Indian River County isn't much better off. Its supply of vacant new homes just hit another record high, for the 11th consecutive quarter. The bucolic county touted as the "Hamptons of Miami" has devolved to the point that marketers' next field of dreams is a backwater burg called Fellsmere.
The not-so-invisible hand of county commissions and city councils set the stage for this carnage. They bent comprehensive plans. They flexed zoning rules. They jacked up densities. They toyed with "smart growth," "clustering" and "towns and villages" as tools to promote more development.
Elected representatives just couldn't say no.
This threw the door wide open to land speculators. It also attracted big national builders whose global advertising reach put a bull's eye on the Treasure Coast and created demand. That lured still more investors and absentee landlords.

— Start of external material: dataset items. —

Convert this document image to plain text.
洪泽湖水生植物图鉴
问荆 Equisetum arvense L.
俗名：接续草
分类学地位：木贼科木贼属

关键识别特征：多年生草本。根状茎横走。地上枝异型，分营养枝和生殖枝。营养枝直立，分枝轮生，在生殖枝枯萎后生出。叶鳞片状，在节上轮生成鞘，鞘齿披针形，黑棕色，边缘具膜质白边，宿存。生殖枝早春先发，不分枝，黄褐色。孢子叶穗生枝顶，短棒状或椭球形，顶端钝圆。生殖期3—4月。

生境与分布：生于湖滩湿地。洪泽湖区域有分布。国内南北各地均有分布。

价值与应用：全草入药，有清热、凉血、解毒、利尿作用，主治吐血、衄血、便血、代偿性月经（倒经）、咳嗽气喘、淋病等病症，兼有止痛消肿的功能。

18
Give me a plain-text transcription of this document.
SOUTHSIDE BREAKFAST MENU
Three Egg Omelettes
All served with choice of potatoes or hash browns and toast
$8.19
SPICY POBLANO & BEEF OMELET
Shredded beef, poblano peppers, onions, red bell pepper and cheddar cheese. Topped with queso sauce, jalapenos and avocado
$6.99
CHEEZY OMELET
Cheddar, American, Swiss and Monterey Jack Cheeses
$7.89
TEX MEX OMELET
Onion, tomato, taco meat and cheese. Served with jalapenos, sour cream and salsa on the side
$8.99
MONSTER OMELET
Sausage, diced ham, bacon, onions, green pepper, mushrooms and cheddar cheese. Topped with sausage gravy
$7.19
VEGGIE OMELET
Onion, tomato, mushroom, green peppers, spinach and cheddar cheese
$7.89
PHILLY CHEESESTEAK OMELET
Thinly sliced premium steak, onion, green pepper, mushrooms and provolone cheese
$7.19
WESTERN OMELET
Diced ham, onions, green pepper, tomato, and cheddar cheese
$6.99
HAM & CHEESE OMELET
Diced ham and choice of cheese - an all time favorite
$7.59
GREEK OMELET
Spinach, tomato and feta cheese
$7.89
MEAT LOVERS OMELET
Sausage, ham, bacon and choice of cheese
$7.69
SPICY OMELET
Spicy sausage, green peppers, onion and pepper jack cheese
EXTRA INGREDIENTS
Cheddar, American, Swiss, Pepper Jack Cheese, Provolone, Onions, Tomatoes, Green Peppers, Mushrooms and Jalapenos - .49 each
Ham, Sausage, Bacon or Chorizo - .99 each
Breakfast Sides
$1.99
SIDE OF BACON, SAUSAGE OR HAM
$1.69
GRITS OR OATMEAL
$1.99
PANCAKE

Of course, this story has played out all across Florida. That's precisely why the Sunshine State is among the most depressed real-estate markets in the country.
And, so, our boom-and-bust economy is plumbing another low-water mark — drilled by the hands of local officeholders. You can thank them, in part, for the 8 percent decline in median home prices on the Treasure Coast this year, as reported by the Florida Association of Realtors.
Happily, some communities do a better job of managing growth. Martin County's stricter rules on development have yielded a somewhat more stable housing market. Inventories of unsold dwellings are lower and, not coincidentally, home values are holding steadier.
While Martin's elected officials make their share of mistakes, the county's historically slow-growth philosophy has helped shield residents from some of the volatility that's buffeting their northern neighbors.
Yes, we live in a capitalist society. We also live in a representative democracy that's supposed to promote the public's welfare. That doesn't necessarily mean promoting development or facilitating the next land deal.
Nor should it mean hiking local government spending 99 percent in the past six years to subsidize that growth. Mocking free-market thinkers from Friedrich Hayek to Milton Friedman, our public servants perversely socialize costs to privatize profits — which isn't exactly "letting the market work."
Does your commissioner or councilman care more about you or those who tend the growth machine? Longtime Floridians know the answer, and it's something every taxpayer ought to ponder as we view the glutted housing market, and await the next election.
ken.ward@scripps.com
6 comments:
St. Lucie County voters should throw out of office Ken Pruitt, president of the Florida Senate, former well-driller, and all-round-Chamber growth guy.
Thanks to this blog for focusing on the growth machine and the names responsible for what the entire state is now being pulled through.
But let's not blame everything on the greedy capitalist pigs. The public sector — your local elected officials — has a major stake in this mess. They helped to create it, and they're prolonging the pain.
How? By approving development after development.
great editorial...you are right the Herald is MIA on this subject. the lucrative ads maybe?
If you take the building community ads out (and the paper-like feature ads from developers) of the paper and there would very be a very skinny paper some days.
But in ignoring what concerns people so much, the Herald loses lots of readers who would otherwise pay for the newspaper. Remember how there was supposed to be a firewall between journalism and the business side of the mainstream media?
The government is nothing more than the "official" arm of the greedy capitalist pigs. This is nothing new, read E.P Thompson on the development of the modern police forces in English cities of the 1800s (and how that concept has spread to everywhere else since.) Or look at Walter Dean Burnham on the end of corrupt city machine politics in America, as both the funding of corrupt machines and the reform of them were both lead by corporate America in the "Progressive Era."